I had ignored most of the conversation until now, but that word awakened the greedy draga in me. “I don’t want to borrow your jewelry. I have my own family vault in Varyamar.”
Which my poor, neglected Ascendant was likely sleeping on at this very moment.
All dragonbloods possessed the deep, intense desire for treasure, and there was no army between us and Varyamar. If I could just convince Rhylan to fly us there, I could ensure my Ascendant was well, and retrieve enough of the family hoard to not have to live entirely off the generosity of the Obsidian Flames.
Already the clothing and food expenses were making me nervous; I had to assume that at some point, payment would come due.
Kirana’s hazel eyes met mine, full of pity. “You’ll have to borrow for now, Sera. We can’t risk your health backsliding after a long flight. You’re not ready.”
I opened my mouth to protest, thinking of how dark and cold my eyrie’s halls must be, the loneliness my Ascendant had endured.
“No.” She almost snapped the word, bracing her hands on her hips. “As the eyrie healer, I am responsible for your care, and Rhylan will not forgive lightly if I allow you to push yourself beyond your limits. You just spent four years starving to death. You’re in no condition to fly to Varyamar yet.”
This wasn’t much of an improvement over the Kirana who was willing to accuse my family of murder.
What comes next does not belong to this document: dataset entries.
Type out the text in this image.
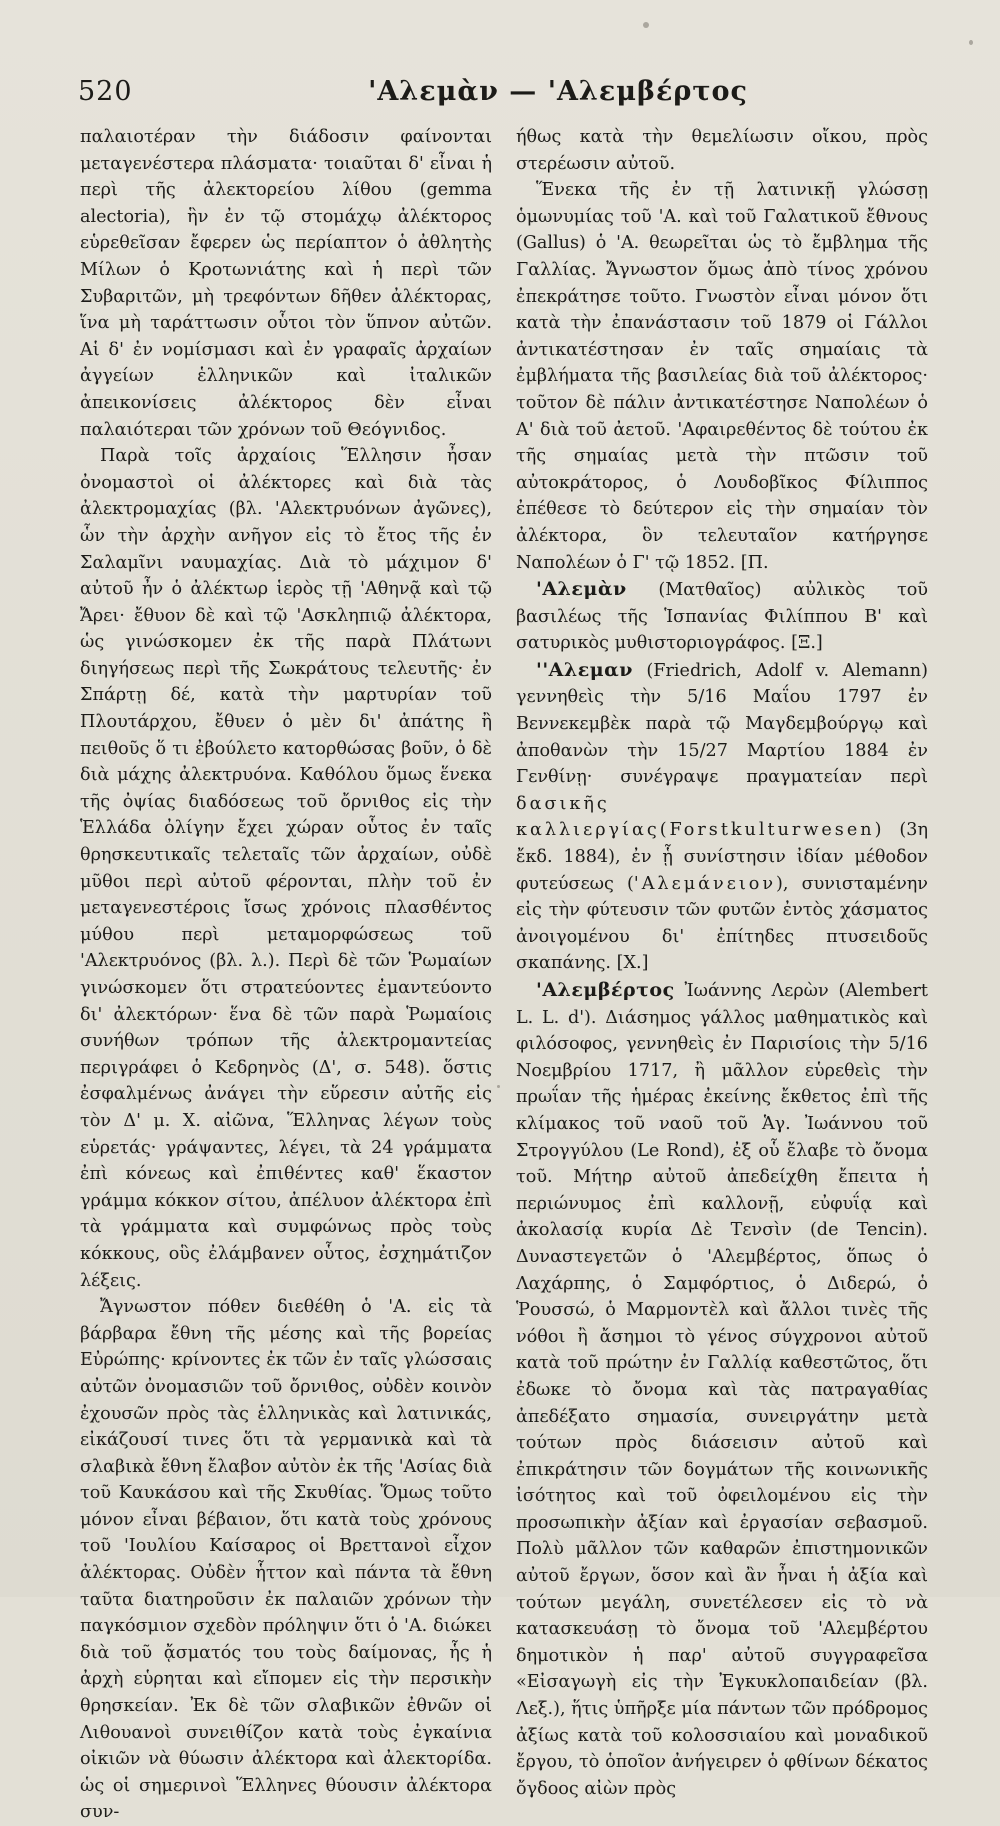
520	'Αλεμὰν — 'Αλεμβέρτος

παλαιοτέραν τὴν διάδοσιν φαίνονται μεταγενέστερα πλάσματα· τοιαῦται δ' εἶναι ἡ περὶ τῆς ἀλεκτορείου λίθου (gemma alectoria), ἣν ἐν τῷ στομάχῳ ἀλέκτορος εὑρεθεῖσαν ἔφερεν ὡς περίαπτον ὁ ἀθλητὴς Μίλων ὁ Κροτωνιάτης καὶ ἡ περὶ τῶν Συβαριτῶν, μὴ τρεφόντων δῆθεν ἀλέκτορας, ἵνα μὴ ταράττωσιν οὗτοι τὸν ὕπνον αὐτῶν. Αἱ δ' ἐν νομίσμασι καὶ ἐν γραφαῖς ἀρχαίων ἀγγείων ἑλληνικῶν καὶ ἰταλικῶν ἀπεικονίσεις ἀλέκτορος δὲν εἶναι παλαιότεραι τῶν χρόνων τοῦ Θεόγνιδος.

Παρὰ τοῖς ἀρχαίοις Ἕλλησιν ἦσαν ὀνομαστοὶ οἱ ἀλέκτορες καὶ διὰ τὰς ἀλεκτρομαχίας (βλ. 'Αλεκτρυόνων ἀγῶνες), ὧν τὴν ἀρχὴν ανῆγον εἰς τὸ ἔτος τῆς ἐν Σαλαμῖνι ναυμαχίας. Διὰ τὸ μάχιμον δ' αὐτοῦ ἦν ὁ ἀλέκτωρ ἱερὸς τῇ 'Αθηνᾷ καὶ τῷ Ἄρει· ἔθυον δὲ καὶ τῷ 'Ασκληπιῷ ἀλέκτορα, ὡς γινώσκομεν ἐκ τῆς παρὰ Πλάτωνι διηγήσεως περὶ τῆς Σωκράτους τελευτῆς· ἐν Σπάρτῃ δέ, κατὰ τὴν μαρτυρίαν τοῦ Πλουτάρχου, ἔθυεν ὁ μὲν δι' ἀπάτης ἢ πειθοῦς ὅ τι ἐβούλετο κατορθώσας βοῦν, ὁ δὲ διὰ μάχης ἀλεκτρυόνα. Καθόλου ὅμως ἕνεκα τῆς ὀψίας διαδόσεως τοῦ ὄρνιθος εἰς τὴν Ἑλλάδα ὀλίγην ἔχει χώραν οὗτος ἐν ταῖς θρησκευτικαῖς τελεταῖς τῶν ἀρχαίων, οὐδὲ μῦθοι περὶ αὐτοῦ φέρονται, πλὴν τοῦ ἐν μεταγενεστέροις ἴσως χρόνοις πλασθέντος μύθου περὶ μεταμορφώσεως τοῦ 'Αλεκτρυόνος (βλ. λ.). Περὶ δὲ τῶν Ῥωμαίων γινώσκομεν ὅτι στρατεύοντες ἐμαντεύοντο δι' ἀλεκτόρων· ἕνα δὲ τῶν παρὰ Ῥωμαίοις συνήθων τρόπων τῆς ἀλεκτρομαντείας περιγράφει ὁ Κεδρηνὸς (Δ', σ. 548). ὅστις ἐσφαλμένως ἀνάγει τὴν εὕρεσιν αὐτῆς εἰς τὸν Δ' μ. Χ. αἰῶνα, Ἕλληνας λέγων τοὺς εὑρετάς· γράψαντες, λέγει, τὰ 24 γράμματα ἐπὶ κόνεως καὶ ἐπιθέντες καθ' ἕκαστον γράμμα κόκκον σίτου, ἀπέλυον ἀλέκτορα ἐπὶ τὰ γράμματα καὶ συμφώνως πρὸς τοὺς κόκκους, οὓς ἐλάμβανεν οὗτος, ἐσχημάτιζον λέξεις.

Ἄγνωστον πόθεν διεθέθη ὁ 'Α. εἰς τὰ βάρβαρα ἔθνη τῆς μέσης καὶ τῆς βορείας Εὐρώπης· κρίνοντες ἐκ τῶν ἐν ταῖς γλώσσαις αὐτῶν ὀνομασιῶν τοῦ ὄρνιθος, οὐδὲν κοινὸν ἐχουσῶν πρὸς τὰς ἑλληνικὰς καὶ λατινικάς, εἰκάζουσί τινες ὅτι τὰ γερμανικὰ καὶ τὰ σλαβικὰ ἔθνη ἔλαβον αὐτὸν ἐκ τῆς 'Ασίας διὰ τοῦ Καυκάσου καὶ τῆς Σκυθίας. Ὅμως τοῦτο μόνον εἶναι βέβαιον, ὅτι κατὰ τοὺς χρόνους τοῦ 'Ιουλίου Καίσαρος οἱ Βρεττανοὶ εἶχον ἀλέκτορας. Οὐδὲν ἧττον καὶ πάντα τὰ ἔθνη ταῦτα διατηροῦσιν ἐκ παλαιῶν χρόνων τὴν παγκόσμιον σχεδὸν πρόληψιν ὅτι ὁ 'Α. διώκει διὰ τοῦ ᾄσματός του τοὺς δαίμονας, ἧς ἡ ἀρχὴ εὑρηται καὶ εἴπομεν εἰς τὴν περσικὴν θρησκείαν. Ἐκ δὲ τῶν σλαβικῶν ἐθνῶν οἱ Λιθουανοὶ συνειθίζον κατὰ τοὺς ἐγκαίνια οἰκιῶν νὰ θύωσιν ἀλέκτορα καὶ ἀλεκτορίδα. ὡς οἱ σημερινοὶ Ἕλληνες θύουσιν ἀλέκτορα συν-

ήθως κατὰ τὴν θεμελίωσιν οἴκου, πρὸς στερέωσιν αὐτοῦ.

Ἕνεκα τῆς ἐν τῇ λατινικῇ γλώσσῃ ὁμωνυμίας τοῦ 'Α. καὶ τοῦ Γαλατικοῦ ἔθνους (Gallus) ὁ 'Α. θεωρεῖται ὡς τὸ ἔμβλημα τῆς Γαλλίας. Ἄγνωστον ὅμως ἀπὸ τίνος χρόνου ἐπεκράτησε τοῦτο. Γνωστὸν εἶναι μόνον ὅτι κατὰ τὴν ἐπανάστασιν τοῦ 1879 οἱ Γάλλοι ἀντικατέστησαν ἐν ταῖς σημαίαις τὰ ἐμβλήματα τῆς βασιλείας διὰ τοῦ ἀλέκτορος· τοῦτον δὲ πάλιν ἀντικατέστησε Ναπολέων ὁ Α' διὰ τοῦ ἀετοῦ. 'Αφαιρεθέντος δὲ τούτου ἐκ τῆς σημαίας μετὰ τὴν πτῶσιν τοῦ αὐτοκράτορος, ὁ Λουδοβῖκος Φίλιππος ἐπέθεσε τὸ δεύτερον εἰς τὴν σημαίαν τὸν ἀλέκτορα, ὃν τελευταῖον κατήργησε Ναπολέων ὁ Γ' τῷ 1852. [Π.

'Αλεμὰν (Ματθαῖος) αὐλικὸς τοῦ βασιλέως τῆς Ἱσπανίας Φιλίππου Β' καὶ σατυρικὸς μυθιστοριογράφος. [Ξ.]

''Αλεμαν (Friedrich, Adolf v. Alemann) γεννηθεὶς τὴν 5/16 Μαΐου 1797 ἐν Βεννεκεμβὲκ παρὰ τῷ Μαγδεμβούργῳ καὶ ἀποθανὼν τὴν 15/27 Μαρτίου 1884 ἐν Γενθίνῃ· συνέγραψε πραγματείαν περὶ δασικῆς καλλιεργίας(Forstkulturwesen) (3η ἔκδ. 1884), ἐν ᾗ συνίστησιν ἰδίαν μέθοδον φυτεύσεως ('Αλεμάνειον), συνισταμένην εἰς τὴν φύτευσιν τῶν φυτῶν ἐντὸς χάσματος ἀνοιγομένου δι' ἐπίτηδες πτυσειδοῦς σκαπάνης. [Χ.]

'Αλεμβέρτος Ἰωάννης Λερὼν (Alembert L. L. d'). Διάσημος γάλλος μαθηματικὸς καὶ φιλόσοφος, γεννηθεὶς ἐν Παρισίοις τὴν 5/16 Νοεμβρίου 1717, ἢ μᾶλλον εὑρεθεὶς τὴν πρωΐαν τῆς ἡμέρας ἐκείνης ἔκθετος ἐπὶ τῆς κλίμακος τοῦ ναοῦ τοῦ Ἁγ. Ἰωάννου τοῦ Στρογγύλου (Le Rond), ἐξ οὗ ἔλαβε τὸ ὄνομα τοῦ. Μήτηρ αὐτοῦ ἀπεδείχθη ἔπειτα ἡ περιώνυμος ἐπὶ καλλονῇ, εὐφυΐᾳ καὶ ἀκολασίᾳ κυρία Δὲ Τενσὶν (de Tencin). Δυναστεγετῶν ὁ 'Αλεμβέρτος, ὅπως ὁ Λαχάρπης, ὁ Σαμφόρτιος, ὁ Διδερώ, ὁ Ῥουσσώ, ὁ Μαρμοντὲλ καὶ ἄλλοι τινὲς τῆς νόθοι ἢ ἄσημοι τὸ γένος σύγχρονοι αὐτοῦ κατὰ τοῦ πρώτην ἐν Γαλλίᾳ καθεστῶτος, ὅτι ἐδωκε τὸ ὄνομα καὶ τὰς πατραγαθίας ἀπεδέξατο σημασία, συνειργάτην μετὰ τούτων πρὸς διάσεισιν αὐτοῦ καὶ ἐπικράτησιν τῶν δογμάτων τῆς κοινωνικῆς ἰσότητος καὶ τοῦ ὀφειλομένου εἰς τὴν προσωπικὴν ἀξίαν καὶ ἐργασίαν σεβασμοῦ. Πολὺ μᾶλλον τῶν καθαρῶν ἐπιστημονικῶν αὐτοῦ ἔργων, ὅσον καὶ ἂν ἦναι ἡ ἀξία καὶ τούτων μεγάλη, συνετέλεσεν εἰς τὸ νὰ κατασκευάσῃ τὸ ὄνομα τοῦ 'Αλεμβέρτου δημοτικὸν ἡ παρ' αὐτοῦ συγγραφεῖσα «Εἰσαγωγὴ εἰς τὴν Ἐγκυκλοπαιδείαν (βλ. Λεξ.), ἥτις ὑπῆρξε μία πάντων τῶν πρόδρομος ἀξίως κατὰ τοῦ κολοσσιαίου καὶ μοναδικοῦ ἔργου, τὸ ὁποῖον ἀνήγειρεν ὁ φθίνων δέκατος ὄγδοος αἰὼν πρὸς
I didn’t want to accept that she was right—I desperately wanted to go home.
But hours of flight, locked with frozen tension on the back of a dragon I couldn’t communicate with, would undo what this single day’s work had begun.
Kirana’s tight lips softened. “I know you want to go home. I’m sorry. But we have days of practice ahead of us, and only so much time before the First Claim. You must look healthy and whole if anyone is to believe this.”
“Why are you going along with the plan, anyway?” I supposed after years of exile, I was rather nihilistic about anyone overhearing. The Obsidian Flame family seemed to trust their family servants implicitly, even though what we were doing was so far beyond the Law, it was unheard of. “You said you’d be damned before you watched Yura and Tidas take the throne. What did they do to you?”